Tratto da: Adista Contesti n° 26 del 29/03/2008

GLI EFFETTI CATASTROFICI DELLA DEFORESTAZIONE IN AMAZZONIA SECONDO IL VESCOVO DI XINGU MONS. ERWIN KRÄUTLER.

QUESTA INTERVISTA AL VESCOVO DI XINGU (BRASILE) MONS. ERWIN KRÄUTLER È STATA  PUBBLICATA SUL  GIORNALE “SANTUARIO DE APARECIDA” (13/2/2008). TITOLO ORIGINALE: “DESENVOLVIMENTO NA AMAZÔNIA SE TORNOU SINÔNIMO DE DERRUBAR, QUEIMAR, ARRASAR, MATAR”

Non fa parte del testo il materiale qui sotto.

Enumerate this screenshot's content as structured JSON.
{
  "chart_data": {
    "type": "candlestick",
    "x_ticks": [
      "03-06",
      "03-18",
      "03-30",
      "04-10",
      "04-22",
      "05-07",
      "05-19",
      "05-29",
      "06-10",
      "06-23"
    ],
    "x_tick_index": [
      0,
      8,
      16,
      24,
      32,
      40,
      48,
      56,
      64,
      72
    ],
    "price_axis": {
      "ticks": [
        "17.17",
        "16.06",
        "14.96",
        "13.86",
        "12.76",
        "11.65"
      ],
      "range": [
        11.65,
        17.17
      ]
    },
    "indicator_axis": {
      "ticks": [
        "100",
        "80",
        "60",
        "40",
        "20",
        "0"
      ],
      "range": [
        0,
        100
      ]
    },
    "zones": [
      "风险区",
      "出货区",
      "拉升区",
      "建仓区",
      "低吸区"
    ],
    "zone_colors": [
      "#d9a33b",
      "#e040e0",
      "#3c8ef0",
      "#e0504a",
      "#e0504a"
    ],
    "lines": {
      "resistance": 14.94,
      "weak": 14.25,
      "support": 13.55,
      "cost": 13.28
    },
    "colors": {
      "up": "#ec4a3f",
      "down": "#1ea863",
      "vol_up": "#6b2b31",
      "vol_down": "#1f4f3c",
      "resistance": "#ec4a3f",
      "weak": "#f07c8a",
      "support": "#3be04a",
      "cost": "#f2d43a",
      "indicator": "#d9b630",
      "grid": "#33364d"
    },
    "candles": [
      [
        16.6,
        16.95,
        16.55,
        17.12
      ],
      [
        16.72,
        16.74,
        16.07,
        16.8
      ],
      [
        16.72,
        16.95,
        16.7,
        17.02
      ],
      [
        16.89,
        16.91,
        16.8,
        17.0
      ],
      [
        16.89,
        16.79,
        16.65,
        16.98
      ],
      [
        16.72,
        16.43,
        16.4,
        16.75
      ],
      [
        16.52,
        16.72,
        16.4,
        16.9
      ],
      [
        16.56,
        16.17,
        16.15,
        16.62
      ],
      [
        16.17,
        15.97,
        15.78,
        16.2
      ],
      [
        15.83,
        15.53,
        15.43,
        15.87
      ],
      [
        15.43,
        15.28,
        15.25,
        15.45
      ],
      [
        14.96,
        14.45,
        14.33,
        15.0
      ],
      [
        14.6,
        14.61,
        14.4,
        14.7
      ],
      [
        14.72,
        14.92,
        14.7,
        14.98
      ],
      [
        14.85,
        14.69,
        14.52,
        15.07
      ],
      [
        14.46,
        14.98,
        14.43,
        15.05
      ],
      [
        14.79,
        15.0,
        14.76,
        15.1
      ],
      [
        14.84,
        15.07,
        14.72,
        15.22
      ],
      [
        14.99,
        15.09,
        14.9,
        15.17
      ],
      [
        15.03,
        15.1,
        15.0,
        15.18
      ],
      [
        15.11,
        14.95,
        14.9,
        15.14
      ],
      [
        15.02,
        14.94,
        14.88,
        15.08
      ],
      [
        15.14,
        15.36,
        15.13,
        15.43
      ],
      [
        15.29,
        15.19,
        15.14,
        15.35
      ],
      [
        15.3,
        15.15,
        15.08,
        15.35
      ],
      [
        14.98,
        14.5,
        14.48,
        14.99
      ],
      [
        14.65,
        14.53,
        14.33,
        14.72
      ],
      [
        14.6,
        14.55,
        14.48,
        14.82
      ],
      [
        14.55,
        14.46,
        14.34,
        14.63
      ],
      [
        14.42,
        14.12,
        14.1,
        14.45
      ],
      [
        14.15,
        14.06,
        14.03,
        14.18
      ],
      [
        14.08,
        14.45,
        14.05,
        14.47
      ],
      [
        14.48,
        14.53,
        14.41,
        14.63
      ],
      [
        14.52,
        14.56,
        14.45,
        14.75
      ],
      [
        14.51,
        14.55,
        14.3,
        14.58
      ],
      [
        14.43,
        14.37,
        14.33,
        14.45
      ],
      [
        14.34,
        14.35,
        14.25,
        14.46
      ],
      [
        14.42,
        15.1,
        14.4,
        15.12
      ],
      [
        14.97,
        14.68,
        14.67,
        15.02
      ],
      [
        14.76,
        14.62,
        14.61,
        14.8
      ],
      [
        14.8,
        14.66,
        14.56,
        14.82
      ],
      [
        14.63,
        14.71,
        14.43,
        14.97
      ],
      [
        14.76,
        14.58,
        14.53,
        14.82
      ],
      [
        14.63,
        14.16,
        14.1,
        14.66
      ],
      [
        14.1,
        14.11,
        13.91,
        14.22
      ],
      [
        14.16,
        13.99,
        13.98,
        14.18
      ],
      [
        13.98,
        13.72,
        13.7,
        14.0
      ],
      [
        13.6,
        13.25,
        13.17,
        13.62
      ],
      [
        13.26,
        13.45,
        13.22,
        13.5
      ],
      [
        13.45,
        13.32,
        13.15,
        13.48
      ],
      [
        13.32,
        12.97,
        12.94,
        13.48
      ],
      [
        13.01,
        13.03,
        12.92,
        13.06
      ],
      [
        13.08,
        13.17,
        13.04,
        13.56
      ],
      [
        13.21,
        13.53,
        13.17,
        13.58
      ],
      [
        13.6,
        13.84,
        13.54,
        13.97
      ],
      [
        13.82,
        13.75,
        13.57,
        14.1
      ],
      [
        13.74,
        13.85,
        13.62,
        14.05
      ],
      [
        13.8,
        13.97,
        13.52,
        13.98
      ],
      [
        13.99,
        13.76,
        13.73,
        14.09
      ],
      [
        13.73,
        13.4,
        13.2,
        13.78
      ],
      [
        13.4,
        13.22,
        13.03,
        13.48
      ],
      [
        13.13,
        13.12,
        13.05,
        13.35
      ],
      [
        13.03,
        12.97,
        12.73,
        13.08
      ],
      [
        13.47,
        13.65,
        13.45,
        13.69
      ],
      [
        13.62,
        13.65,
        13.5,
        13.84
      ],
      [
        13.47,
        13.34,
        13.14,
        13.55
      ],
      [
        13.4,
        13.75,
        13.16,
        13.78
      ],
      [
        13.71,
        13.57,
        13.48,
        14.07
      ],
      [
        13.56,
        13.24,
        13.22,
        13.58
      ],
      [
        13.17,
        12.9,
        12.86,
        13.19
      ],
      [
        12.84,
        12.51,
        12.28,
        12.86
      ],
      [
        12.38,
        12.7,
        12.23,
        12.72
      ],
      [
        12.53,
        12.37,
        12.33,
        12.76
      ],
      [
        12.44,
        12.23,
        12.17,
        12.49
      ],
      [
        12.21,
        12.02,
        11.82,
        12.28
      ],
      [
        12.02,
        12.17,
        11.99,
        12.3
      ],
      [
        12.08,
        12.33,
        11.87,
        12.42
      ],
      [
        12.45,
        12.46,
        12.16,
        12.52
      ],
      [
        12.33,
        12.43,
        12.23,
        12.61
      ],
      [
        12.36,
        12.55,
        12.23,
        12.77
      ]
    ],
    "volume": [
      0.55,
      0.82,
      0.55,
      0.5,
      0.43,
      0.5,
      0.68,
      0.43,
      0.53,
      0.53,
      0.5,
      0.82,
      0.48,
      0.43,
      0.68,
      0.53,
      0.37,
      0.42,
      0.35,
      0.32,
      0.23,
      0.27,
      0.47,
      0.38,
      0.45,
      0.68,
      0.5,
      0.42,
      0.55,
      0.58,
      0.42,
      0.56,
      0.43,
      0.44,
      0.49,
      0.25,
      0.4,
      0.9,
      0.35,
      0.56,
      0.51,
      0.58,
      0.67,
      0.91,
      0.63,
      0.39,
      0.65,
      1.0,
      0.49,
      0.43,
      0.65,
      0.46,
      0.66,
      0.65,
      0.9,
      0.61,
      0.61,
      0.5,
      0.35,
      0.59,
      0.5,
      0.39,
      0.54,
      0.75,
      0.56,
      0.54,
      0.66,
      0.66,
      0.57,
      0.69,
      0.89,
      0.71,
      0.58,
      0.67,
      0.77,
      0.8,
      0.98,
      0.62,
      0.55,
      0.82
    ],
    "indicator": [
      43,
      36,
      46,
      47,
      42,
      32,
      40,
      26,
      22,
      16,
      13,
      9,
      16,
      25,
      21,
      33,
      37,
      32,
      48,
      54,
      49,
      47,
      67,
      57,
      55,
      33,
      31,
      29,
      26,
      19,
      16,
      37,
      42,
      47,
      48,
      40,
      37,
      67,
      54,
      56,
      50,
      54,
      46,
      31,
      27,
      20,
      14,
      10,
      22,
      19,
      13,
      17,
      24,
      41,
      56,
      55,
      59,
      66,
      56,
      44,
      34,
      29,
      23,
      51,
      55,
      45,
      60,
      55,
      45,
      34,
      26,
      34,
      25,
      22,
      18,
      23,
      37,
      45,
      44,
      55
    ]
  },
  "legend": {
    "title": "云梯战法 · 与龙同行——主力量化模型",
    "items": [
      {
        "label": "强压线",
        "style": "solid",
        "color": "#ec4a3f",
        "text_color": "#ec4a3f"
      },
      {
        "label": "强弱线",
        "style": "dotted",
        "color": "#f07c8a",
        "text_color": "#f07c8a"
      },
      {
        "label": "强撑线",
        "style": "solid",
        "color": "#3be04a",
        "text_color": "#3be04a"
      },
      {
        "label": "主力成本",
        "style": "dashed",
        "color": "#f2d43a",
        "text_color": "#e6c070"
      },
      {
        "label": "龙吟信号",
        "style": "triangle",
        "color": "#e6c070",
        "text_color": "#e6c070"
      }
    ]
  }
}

Molto è già stato detto sull’incremento del disboscamento in Amazzonia, sulla mancanza di controllo, sull’avanzata dei commercianti di legname, ecc. Contemporaneamente, lo stesso governo federale diceva che il disboscamento non è mai diminuito tanto nella regione. Ora, i nuovi dati dell’Inpe (Istituto nazionale di ricerche spaziali, ndt) sorprendono perfino il presidente della Repubblica.  

Lei come valuta questa situazione? Quanto grave è realmente il disboscamento nella regione amazzonica?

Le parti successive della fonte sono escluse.